Many computer functions we refer to as artificial intelligence or machine learning aren’t really “learning” as we refer to human intelligence-building processes. Human brains tend to adapt when they learn something new. But computers tend to remain static and forget what they learned through artificial intelligence.
A study by a research team including scientists from Purdue University, the University of Illinois at Chicago, and Argonne National Laboratory shows how computer chips could rewire themselves on demand to take in new data like a human brain does.
“The brains of living beings can continuously learn throughout their lifespan. We have now created an artificial platform for machines to learn throughout their lifespan,” Shriram Ramanathan, a Purdue professor, said in a news release.
Human brains constantly form new connections between neurons to allow for learning and information retention. But the circuits on a computer chip don’t change
Artificial intelligence operations typically run through a device’s software instead of being embedded directly into its hardware. The researchers determined that ingraining the AI functionality into the hardware would help machines operate more efficiently and effectively.
They built a new kind of hardware that can be reprogrammed on demand via electrical pulses. This is essentially a system of reconfigurable artificial neurons and synapses that operates similarly to a human brain.
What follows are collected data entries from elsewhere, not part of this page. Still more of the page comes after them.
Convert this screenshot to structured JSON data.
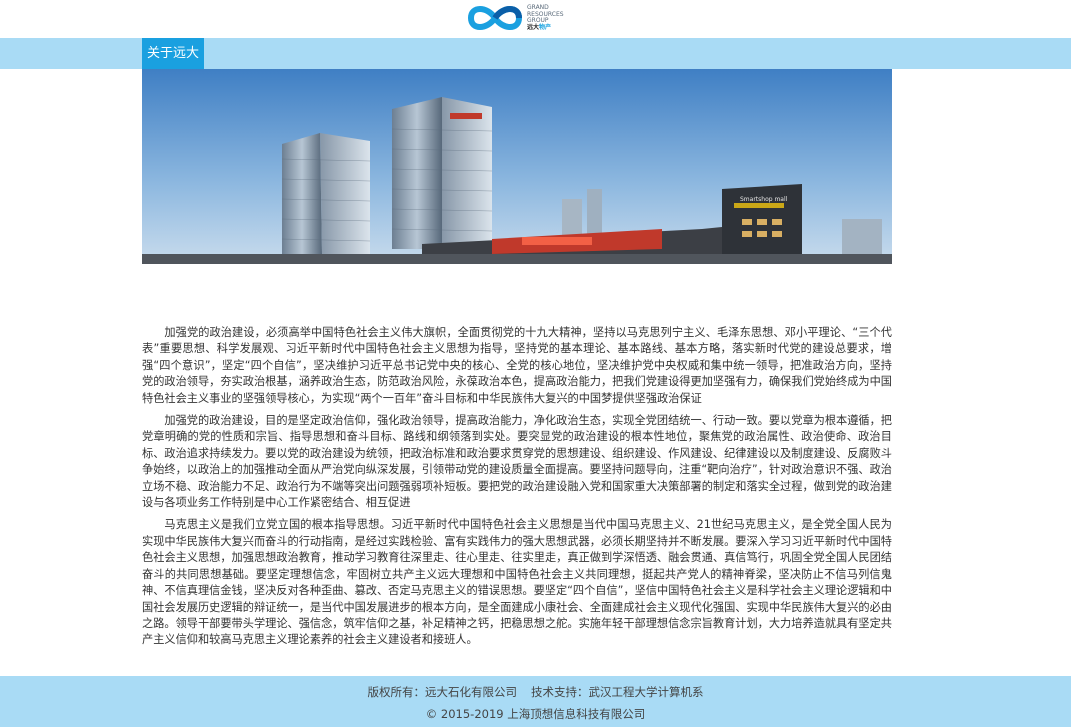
{
  "brand": {
    "name_lines": [
      "GRAND",
      "RESOURCES",
      "GROUP"
    ],
    "name_zh": "远大",
    "name_zh_accent": "物产",
    "accent_color": "#1aa0e0"
  },
  "nav": {
    "items": [
      {
        "label": "关于远大"
      }
    ]
  },
  "banner": {
    "icon": "building-photo",
    "sign_text": "Smartshop mall"
  },
  "article": {
    "paragraphs": [
      "加强党的政治建设，必须高举中国特色社会主义伟大旗帜，全面贯彻党的十九大精神，坚持以马克思列宁主义、毛泽东思想、邓小平理论、“三个代表”重要思想、科学发展观、习近平新时代中国特色社会主义思想为指导，坚持党的基本理论、基本路线、基本方略，落实新时代党的建设总要求，增强“四个意识”，坚定“四个自信”，坚决维护习近平总书记党中央的核心、全党的核心地位，坚决维护党中央权威和集中统一领导，把准政治方向，坚持党的政治领导，夯实政治根基，涵养政治生态，防范政治风险，永葆政治本色，提高政治能力，把我们党建设得更加坚强有力，确保我们党始终成为中国特色社会主义事业的坚强领导核心，为实现“两个一百年”奋斗目标和中华民族伟大复兴的中国梦提供坚强政治保证",
      "加强党的政治建设，目的是坚定政治信仰，强化政治领导，提高政治能力，净化政治生态，实现全党团结统一、行动一致。要以党章为根本遵循，把党章明确的党的性质和宗旨、指导思想和奋斗目标、路线和纲领落到实处。要突显党的政治建设的根本性地位，聚焦党的政治属性、政治使命、政治目标、政治追求持续发力。要以党的政治建设为统领，把政治标准和政治要求贯穿党的思想建设、组织建设、作风建设、纪律建设以及制度建设、反腐败斗争始终，以政治上的加强推动全面从严治党向纵深发展，引领带动党的建设质量全面提高。要坚持问题导向，注重“靶向治疗”，针对政治意识不强、政治立场不稳、政治能力不足、政治行为不端等突出问题强弱项补短板。要把党的政治建设融入党和国家重大决策部署的制定和落实全过程，做到党的政治建设与各项业务工作特别是中心工作紧密结合、相互促进",
      "马克思主义是我们立党立国的根本指导思想。习近平新时代中国特色社会主义思想是当代中国马克思主义、21世纪马克思主义，是全党全国人民为实现中华民族伟大复兴而奋斗的行动指南，是经过实践检验、富有实践伟力的强大思想武器，必须长期坚持并不断发展。要深入学习习近平新时代中国特色社会主义思想，加强思想政治教育，推动学习教育往深里走、往心里走、往实里走，真正做到学深悟透、融会贯通、真信笃行，巩固全党全国人民团结奋斗的共同思想基础。要坚定理想信念，牢固树立共产主义远大理想和中国特色社会主义共同理想，挺起共产党人的精神脊梁，坚决防止不信马列信鬼神、不信真理信金钱，坚决反对各种歪曲、篡改、否定马克思主义的错误思想。要坚定“四个自信”，坚信中国特色社会主义是科学社会主义理论逻辑和中国社会发展历史逻辑的辩证统一，是当代中国发展进步的根本方向，是全面建成小康社会、全面建成社会主义现代化强国、实现中华民族伟大复兴的必由之路。领导干部要带头学理论、强信念，筑牢信仰之基，补足精神之钙，把稳思想之舵。实施年轻干部理想信念宗旨教育计划，大力培养造就具有坚定共产主义信仰和较高马克思主义理论素养的社会主义建设者和接班人。"
    ]
  },
  "footer": {
    "copyright_label": "版权所有：远大石化有限公司",
    "support_label": "技术支持：武汉工程大学计算机系",
    "line2": "© 2015-2019 上海顶想信息科技有限公司"
  }
}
The small, rectangular chip is made from perovskite nickelate. Perovskite is a crystalline material that shows promise as an energy-efficient semiconductor. Its use is especially being explored in next-gen solar technologies.
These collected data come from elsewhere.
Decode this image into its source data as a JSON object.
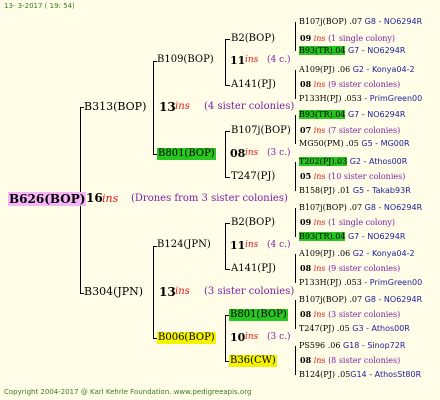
{
  "header": {
    "date": "13-  3-2017 ( 19: 54)"
  },
  "footer": {
    "copyright": "Copyright 2004-2017 @ Karl Kehrle Foundation.   www.pedigreeapis.org"
  },
  "tree": {
    "root": {
      "name": "B626(BOP)",
      "count": "16",
      "ins": "ins",
      "note": "(Drones from 3 sister colonies)"
    },
    "b313": {
      "name": "B313(BOP)",
      "count": "13",
      "ins": "ins",
      "note": "(4 sister colonies)"
    },
    "b304": {
      "name": "B304(JPN)",
      "count": "13",
      "ins": "ins",
      "note": "(3 sister colonies)"
    },
    "b109": {
      "name": "B109(BOP)",
      "count": "11",
      "ins": "ins",
      "note": "(4 c.)"
    },
    "b801a": {
      "name": "B801(BOP)",
      "count": "08",
      "ins": "ins",
      "note": "(3 c.)"
    },
    "b124": {
      "name": "B124(JPN)",
      "count": "11",
      "ins": "ins",
      "note": "(4 c.)"
    },
    "b006": {
      "name": "B006(BOP)",
      "count": "10",
      "ins": "ins",
      "note": "(3 c.)"
    },
    "b2a": {
      "name": "B2(BOP)",
      "count": "09",
      "ins": "ins",
      "note": "(1 single colony)"
    },
    "a141a": {
      "name": "A141(PJ)",
      "count": "08",
      "ins": "ins",
      "note": "(9 sister colonies)"
    },
    "b107a": {
      "name": "B107j(BOP)",
      "count": "07",
      "ins": "ins",
      "note": "(7 sister colonies)"
    },
    "t247a": {
      "name": "T247(PJ)",
      "count": "05",
      "ins": "ins",
      "note": "(10 sister colonies)"
    },
    "b2b": {
      "name": "B2(BOP)",
      "count": "09",
      "ins": "ins",
      "note": "(1 single colony)"
    },
    "a141b": {
      "name": "A141(PJ)",
      "count": "08",
      "ins": "ins",
      "note": "(9 sister colonies)"
    },
    "b801b": {
      "name": "B801(BOP)",
      "count": "08",
      "ins": "ins",
      "note": "(3 sister colonies)"
    },
    "b36": {
      "name": "B36(CW)",
      "count": "08",
      "ins": "ins",
      "note": "(8 sister colonies)"
    },
    "leaves": [
      {
        "name": "B107j(BOP)",
        "year": ".07",
        "tail": "G8 - NO6294R"
      },
      {
        "name": "B93(TR)",
        "year": ".04",
        "tail": "G7 - NO6294R"
      },
      {
        "name": "A109(PJ)",
        "year": ".06",
        "tail": "G2 - Konya04-2"
      },
      {
        "name": "P133H(PJ)",
        "year": ".053",
        "tail": "- PrimGreen00"
      },
      {
        "name": "B93(TR)",
        "year": ".04",
        "tail": "G7 - NO6294R"
      },
      {
        "name": "MG50(PM)",
        "year": ".05",
        "tail": "G5 - MG00R"
      },
      {
        "name": "T202(PJ)",
        "year": ".03",
        "tail": "G2 - Athos00R"
      },
      {
        "name": "B158(PJ)",
        "year": ".01",
        "tail": "G5 - Takab93R"
      },
      {
        "name": "B107j(BOP)",
        "year": ".07",
        "tail": "G8 - NO6294R"
      },
      {
        "name": "B93(TR)",
        "year": ".04",
        "tail": "G7 - NO6294R"
      },
      {
        "name": "A109(PJ)",
        "year": ".06",
        "tail": "G2 - Konya04-2"
      },
      {
        "name": "P133H(PJ)",
        "year": ".053",
        "tail": "- PrimGreen00"
      },
      {
        "name": "B107j(BOP)",
        "year": ".07",
        "tail": "G8 - NO6294R"
      },
      {
        "name": "T247(PJ)",
        "year": ".05",
        "tail": "G3 - Athos00R"
      },
      {
        "name": "PS596",
        "year": ".06",
        "tail": "G18 - Sinop72R"
      },
      {
        "name": "B124(PJ)",
        "year": ".05",
        "tail": "G14 - AthosSt80R"
      }
    ]
  }
}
Perovskite nickelate is sensitive to hydrogen, and adding electrical pulses at different voltages quickly rearranges hydrogen ions. Different concentrations of hydrogen caused the device to act like different brain functions: More hydrogen near the center replicates a neuron, and less hydrogen near the center replicates a synapse that connects neurons.
The team demonstrated that their device provides a dynamic structure that computes more efficiently than static structures. As new problems enter the system, the dynamic network decides which circuits are best to handle the problem.
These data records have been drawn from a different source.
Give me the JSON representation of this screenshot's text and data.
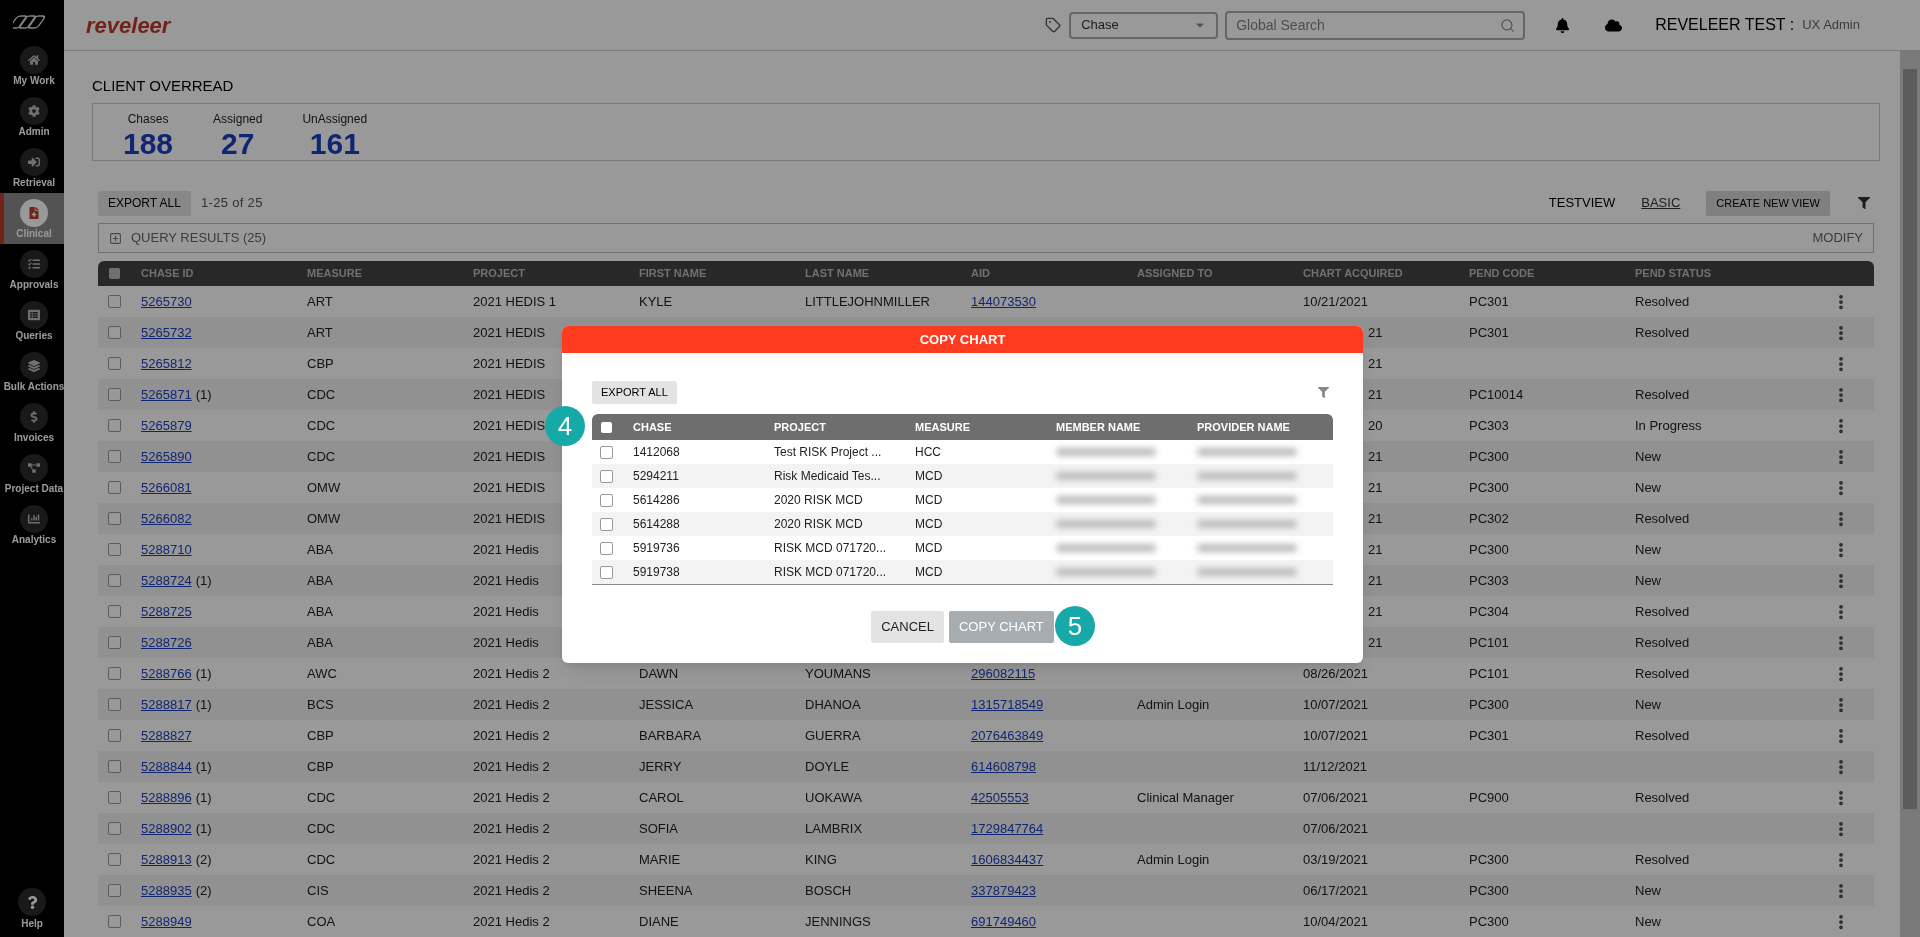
{
  "sidebar": {
    "items": [
      {
        "label": "My Work",
        "selected": false
      },
      {
        "label": "Admin",
        "selected": false
      },
      {
        "label": "Retrieval",
        "selected": false
      },
      {
        "label": "Clinical",
        "selected": true
      },
      {
        "label": "Approvals",
        "selected": false
      },
      {
        "label": "Queries",
        "selected": false
      },
      {
        "label": "Bulk Actions",
        "selected": false
      },
      {
        "label": "Invoices",
        "selected": false
      },
      {
        "label": "Project Data",
        "selected": false
      },
      {
        "label": "Analytics",
        "selected": false
      }
    ],
    "help": "Help"
  },
  "header": {
    "logo": "reveleer",
    "type_select": "Chase",
    "search": {
      "placeholder": "Global Search"
    },
    "user": "REVELEER TEST :",
    "role": "UX Admin"
  },
  "page": {
    "title": "CLIENT OVERREAD",
    "stats": [
      {
        "label": "Chases",
        "value": "188"
      },
      {
        "label": "Assigned",
        "value": "27"
      },
      {
        "label": "UnAssigned",
        "value": "161"
      }
    ],
    "export": "EXPORT ALL",
    "range": "1-25 of 25",
    "views": [
      {
        "label": "TESTVIEW",
        "selected": false
      },
      {
        "label": "BASIC",
        "selected": true
      }
    ],
    "create_view": "CREATE NEW VIEW",
    "query": {
      "title": "QUERY RESULTS (25)",
      "action": "MODIFY"
    }
  },
  "table": {
    "select_all": false,
    "columns": [
      "CHASE ID",
      "MEASURE",
      "PROJECT",
      "FIRST NAME",
      "LAST NAME",
      "AID",
      "ASSIGNED TO",
      "CHART ACQUIRED",
      "PEND CODE",
      "PEND STATUS"
    ],
    "rows": [
      {
        "checked": false,
        "covered": false,
        "chase_id": "5265730",
        "measure": "ART",
        "project": "2021 HEDIS 1",
        "first_name": "KYLE",
        "last_name": "LITTLEJOHNMILLER",
        "aid": "144073530",
        "chart_acquired": "10/21/2021",
        "pend_code": "PC301",
        "pend_status": "Resolved"
      },
      {
        "checked": false,
        "covered": true,
        "chase_id": "5265732",
        "measure": "ART",
        "project": "2021 HEDIS",
        "chart_acquired": "21",
        "pend_code": "PC301",
        "pend_status": "Resolved"
      },
      {
        "checked": false,
        "covered": true,
        "chase_id": "5265812",
        "measure": "CBP",
        "project": "2021 HEDIS",
        "chart_acquired": "21"
      },
      {
        "checked": false,
        "covered": true,
        "chase_id": "5265871",
        "count": "(1)",
        "measure": "CDC",
        "project": "2021 HEDIS",
        "chart_acquired": "21",
        "pend_code": "PC10014",
        "pend_status": "Resolved"
      },
      {
        "checked": false,
        "covered": true,
        "chase_id": "5265879",
        "measure": "CDC",
        "project": "2021 HEDIS",
        "chart_acquired": "20",
        "pend_code": "PC303",
        "pend_status": "In Progress"
      },
      {
        "checked": false,
        "covered": true,
        "chase_id": "5265890",
        "measure": "CDC",
        "project": "2021 HEDIS",
        "chart_acquired": "21",
        "pend_code": "PC300",
        "pend_status": "New"
      },
      {
        "checked": false,
        "covered": true,
        "chase_id": "5266081",
        "measure": "OMW",
        "project": "2021 HEDIS",
        "chart_acquired": "21",
        "pend_code": "PC300",
        "pend_status": "New"
      },
      {
        "checked": false,
        "covered": true,
        "chase_id": "5266082",
        "measure": "OMW",
        "project": "2021 HEDIS",
        "chart_acquired": "21",
        "pend_code": "PC302",
        "pend_status": "Resolved"
      },
      {
        "checked": false,
        "covered": true,
        "chase_id": "5288710",
        "measure": "ABA",
        "project": "2021 Hedis",
        "chart_acquired": "21",
        "pend_code": "PC300",
        "pend_status": "New"
      },
      {
        "checked": false,
        "covered": true,
        "chase_id": "5288724",
        "count": "(1)",
        "measure": "ABA",
        "project": "2021 Hedis",
        "chart_acquired": "21",
        "pend_code": "PC303",
        "pend_status": "New"
      },
      {
        "checked": false,
        "covered": true,
        "chase_id": "5288725",
        "measure": "ABA",
        "project": "2021 Hedis",
        "chart_acquired": "21",
        "pend_code": "PC304",
        "pend_status": "Resolved"
      },
      {
        "checked": false,
        "covered": true,
        "chase_id": "5288726",
        "measure": "ABA",
        "project": "2021 Hedis",
        "chart_acquired": "21",
        "pend_code": "PC101",
        "pend_status": "Resolved"
      },
      {
        "checked": false,
        "covered": false,
        "chase_id": "5288766",
        "count": "(1)",
        "measure": "AWC",
        "project": "2021 Hedis 2",
        "first_name": "DAWN",
        "last_name": "YOUMANS",
        "aid": "296082115",
        "chart_acquired": "08/26/2021",
        "pend_code": "PC101",
        "pend_status": "Resolved"
      },
      {
        "checked": false,
        "covered": false,
        "chase_id": "5288817",
        "count": "(1)",
        "measure": "BCS",
        "project": "2021 Hedis 2",
        "first_name": "JESSICA",
        "last_name": "DHANOA",
        "aid": "1315718549",
        "assigned_to": "Admin Login",
        "chart_acquired": "10/07/2021",
        "pend_code": "PC300",
        "pend_status": "New"
      },
      {
        "checked": false,
        "covered": false,
        "chase_id": "5288827",
        "measure": "CBP",
        "project": "2021 Hedis 2",
        "first_name": "BARBARA",
        "last_name": "GUERRA",
        "aid": "2076463849",
        "chart_acquired": "10/07/2021",
        "pend_code": "PC301",
        "pend_status": "Resolved"
      },
      {
        "checked": false,
        "covered": false,
        "chase_id": "5288844",
        "count": "(1)",
        "measure": "CBP",
        "project": "2021 Hedis 2",
        "first_name": "JERRY",
        "last_name": "DOYLE",
        "aid": "614608798",
        "chart_acquired": "11/12/2021"
      },
      {
        "checked": false,
        "covered": false,
        "chase_id": "5288896",
        "count": "(1)",
        "measure": "CDC",
        "project": "2021 Hedis 2",
        "first_name": "CAROL",
        "last_name": "UOKAWA",
        "aid": "42505553",
        "assigned_to": "Clinical Manager",
        "chart_acquired": "07/06/2021",
        "pend_code": "PC900",
        "pend_status": "Resolved"
      },
      {
        "checked": false,
        "covered": false,
        "chase_id": "5288902",
        "count": "(1)",
        "measure": "CDC",
        "project": "2021 Hedis 2",
        "first_name": "SOFIA",
        "last_name": "LAMBRIX",
        "aid": "1729847764",
        "chart_acquired": "07/06/2021"
      },
      {
        "checked": false,
        "covered": false,
        "chase_id": "5288913",
        "count": "(2)",
        "measure": "CDC",
        "project": "2021 Hedis 2",
        "first_name": "MARIE",
        "last_name": "KING",
        "aid": "1606834437",
        "assigned_to": "Admin Login",
        "chart_acquired": "03/19/2021",
        "pend_code": "PC300",
        "pend_status": "Resolved"
      },
      {
        "checked": false,
        "covered": false,
        "chase_id": "5288935",
        "count": "(2)",
        "measure": "CIS",
        "project": "2021 Hedis 2",
        "first_name": "SHEENA",
        "last_name": "BOSCH",
        "aid": "337879423",
        "chart_acquired": "06/17/2021",
        "pend_code": "PC300",
        "pend_status": "New"
      },
      {
        "checked": false,
        "covered": false,
        "chase_id": "5288949",
        "measure": "COA",
        "project": "2021 Hedis 2",
        "first_name": "DIANE",
        "last_name": "JENNINGS",
        "aid": "691749460",
        "chart_acquired": "10/04/2021",
        "pend_code": "PC300",
        "pend_status": "New"
      }
    ]
  },
  "modal": {
    "title": "COPY CHART",
    "export": "EXPORT ALL",
    "select_all": false,
    "columns": [
      "CHASE",
      "PROJECT",
      "MEASURE",
      "MEMBER NAME",
      "PROVIDER NAME"
    ],
    "rows": [
      {
        "checked": false,
        "chase": "1412068",
        "project": "Test RISK Project ...",
        "measure": "HCC"
      },
      {
        "checked": false,
        "chase": "5294211",
        "project": "Risk Medicaid Tes...",
        "measure": "MCD"
      },
      {
        "checked": false,
        "chase": "5614286",
        "project": "2020 RISK MCD",
        "measure": "MCD"
      },
      {
        "checked": false,
        "chase": "5614288",
        "project": "2020 RISK MCD",
        "measure": "MCD"
      },
      {
        "checked": false,
        "chase": "5919736",
        "project": "RISK MCD 071720...",
        "measure": "MCD"
      },
      {
        "checked": false,
        "chase": "5919738",
        "project": "RISK MCD 071720...",
        "measure": "MCD"
      }
    ],
    "cancel": "CANCEL",
    "confirm": {
      "label": "COPY CHART",
      "disabled": true
    }
  },
  "callouts": [
    "4",
    "5"
  ]
}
The scientists believe the semiconductor industry could easily adopt this technology because the study used standard fabrication techniques and the system runs at room temperature.
“We demonstrated that this device is very robust,” said Michael Park, a Purdue Ph.D. student in materials engineering. “After programming the device over a million cycles, the reconfiguration of all functions is remarkably reproducible.”
The team’s chips are the building blocks of computers. They’re working to demonstrate the concepts from their study on large-scale test chips and to build a full computer inspired by the human brain.